# IBM Db2 Event Store - Table creation
IBM Db2 Event Store is a hybrid transactional/analytical processing (HTAP) system that is designed for IoT workloads. It is empowered by the Db2 Common SQL Engine, the most sophisticated SQL-based analytics query engine available. IBM Db2 Event Store can handle complex queries quickly and efficiently.

In this lab, you will explore the best practices fro IBM DB2 Event Store. You will learn:
- Database creation with IBM DB2 Event Store 2.0
- Best practices for table definition
- Best practices for indexing a table 

In [1]:
# import event store's Python client interface libraries
from eventstore.oltp import EventContext
from eventstore.sql import EventSession
from pyspark.sql import SparkSession
from eventstore.common import ConfigurationReader

<a id="connect-to-es"></a>
### 1. Set up connection to IBM Db2 Event Store

**In this demo, we assume your IBM Db2 Event Store is installed with Watson Studio Local (WSL).**

You will need to set the Watson Studio Local's `userID` and `password` that will be used to connect to IBM Db2 Event Store instance.
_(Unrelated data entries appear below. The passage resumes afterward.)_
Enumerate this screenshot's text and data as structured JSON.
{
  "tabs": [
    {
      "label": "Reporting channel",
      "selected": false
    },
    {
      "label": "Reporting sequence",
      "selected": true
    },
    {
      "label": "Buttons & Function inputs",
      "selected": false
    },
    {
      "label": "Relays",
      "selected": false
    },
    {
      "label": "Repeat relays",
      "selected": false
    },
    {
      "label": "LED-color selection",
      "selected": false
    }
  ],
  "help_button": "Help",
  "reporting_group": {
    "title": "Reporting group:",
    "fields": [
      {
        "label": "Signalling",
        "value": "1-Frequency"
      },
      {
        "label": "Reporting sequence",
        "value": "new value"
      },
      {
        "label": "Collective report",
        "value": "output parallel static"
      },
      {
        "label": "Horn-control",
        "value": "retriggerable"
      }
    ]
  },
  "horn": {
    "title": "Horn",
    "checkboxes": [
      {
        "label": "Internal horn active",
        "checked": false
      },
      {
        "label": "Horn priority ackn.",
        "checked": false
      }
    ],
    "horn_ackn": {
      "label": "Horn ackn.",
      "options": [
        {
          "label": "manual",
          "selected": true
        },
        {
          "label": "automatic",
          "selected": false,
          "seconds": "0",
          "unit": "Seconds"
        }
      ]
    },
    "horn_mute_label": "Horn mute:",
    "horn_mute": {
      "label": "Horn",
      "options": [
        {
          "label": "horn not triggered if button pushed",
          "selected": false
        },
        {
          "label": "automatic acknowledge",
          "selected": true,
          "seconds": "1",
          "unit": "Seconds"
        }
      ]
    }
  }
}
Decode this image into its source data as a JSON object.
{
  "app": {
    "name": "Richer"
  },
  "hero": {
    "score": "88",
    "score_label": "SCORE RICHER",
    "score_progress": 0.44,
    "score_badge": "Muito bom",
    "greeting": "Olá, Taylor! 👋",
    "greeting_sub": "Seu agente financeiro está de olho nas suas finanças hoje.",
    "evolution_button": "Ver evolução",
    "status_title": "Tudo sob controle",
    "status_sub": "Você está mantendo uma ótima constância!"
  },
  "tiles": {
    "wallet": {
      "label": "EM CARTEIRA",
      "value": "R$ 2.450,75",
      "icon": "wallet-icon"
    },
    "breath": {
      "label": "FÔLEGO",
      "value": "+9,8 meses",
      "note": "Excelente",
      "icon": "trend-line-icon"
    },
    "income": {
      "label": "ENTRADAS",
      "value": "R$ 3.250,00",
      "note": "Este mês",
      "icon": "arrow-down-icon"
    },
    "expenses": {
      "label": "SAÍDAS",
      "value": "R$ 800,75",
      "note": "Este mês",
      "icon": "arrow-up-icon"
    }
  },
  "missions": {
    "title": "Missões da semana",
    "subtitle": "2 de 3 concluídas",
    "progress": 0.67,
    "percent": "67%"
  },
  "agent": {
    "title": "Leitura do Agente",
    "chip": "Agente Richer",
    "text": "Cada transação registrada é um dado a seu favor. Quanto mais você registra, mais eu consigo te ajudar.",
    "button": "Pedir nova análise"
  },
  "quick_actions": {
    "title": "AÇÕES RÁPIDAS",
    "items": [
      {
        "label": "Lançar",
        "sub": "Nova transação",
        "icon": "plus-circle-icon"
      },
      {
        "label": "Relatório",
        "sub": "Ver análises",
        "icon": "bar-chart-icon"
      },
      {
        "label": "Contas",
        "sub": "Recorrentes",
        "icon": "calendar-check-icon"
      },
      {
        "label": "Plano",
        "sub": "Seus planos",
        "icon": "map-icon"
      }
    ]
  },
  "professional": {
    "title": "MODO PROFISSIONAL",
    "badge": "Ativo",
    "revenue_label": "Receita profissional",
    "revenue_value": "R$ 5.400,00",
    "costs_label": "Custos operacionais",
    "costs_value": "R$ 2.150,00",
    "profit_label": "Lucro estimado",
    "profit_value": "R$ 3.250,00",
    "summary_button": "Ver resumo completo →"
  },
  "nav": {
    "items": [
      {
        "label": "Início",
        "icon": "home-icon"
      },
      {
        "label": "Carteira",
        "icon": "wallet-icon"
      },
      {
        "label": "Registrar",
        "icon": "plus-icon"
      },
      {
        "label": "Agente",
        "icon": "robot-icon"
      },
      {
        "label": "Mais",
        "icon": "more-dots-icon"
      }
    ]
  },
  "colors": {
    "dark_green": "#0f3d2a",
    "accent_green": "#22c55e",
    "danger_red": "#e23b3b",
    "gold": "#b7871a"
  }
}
By default, the connection will be estabilished to the IBM Db2 Event Store instance on the current Watson Studio Local cluster.

For more details on setting up IBM Db2 Event Store connection in Jupyter Notebook, please read the official documentation:
https://www.ibm.com/support/knowledgecenter/en/SSGNPV_2.0.0/dsx/jupyter_prereq.html

In [2]:
# Using the configuration reader API, set up the userID and password that 
# will be used to connect to IBM Db2 Event Store.

ConfigurationReader.setEventUser("admin")
ConfigurationReader.setEventPassword("password")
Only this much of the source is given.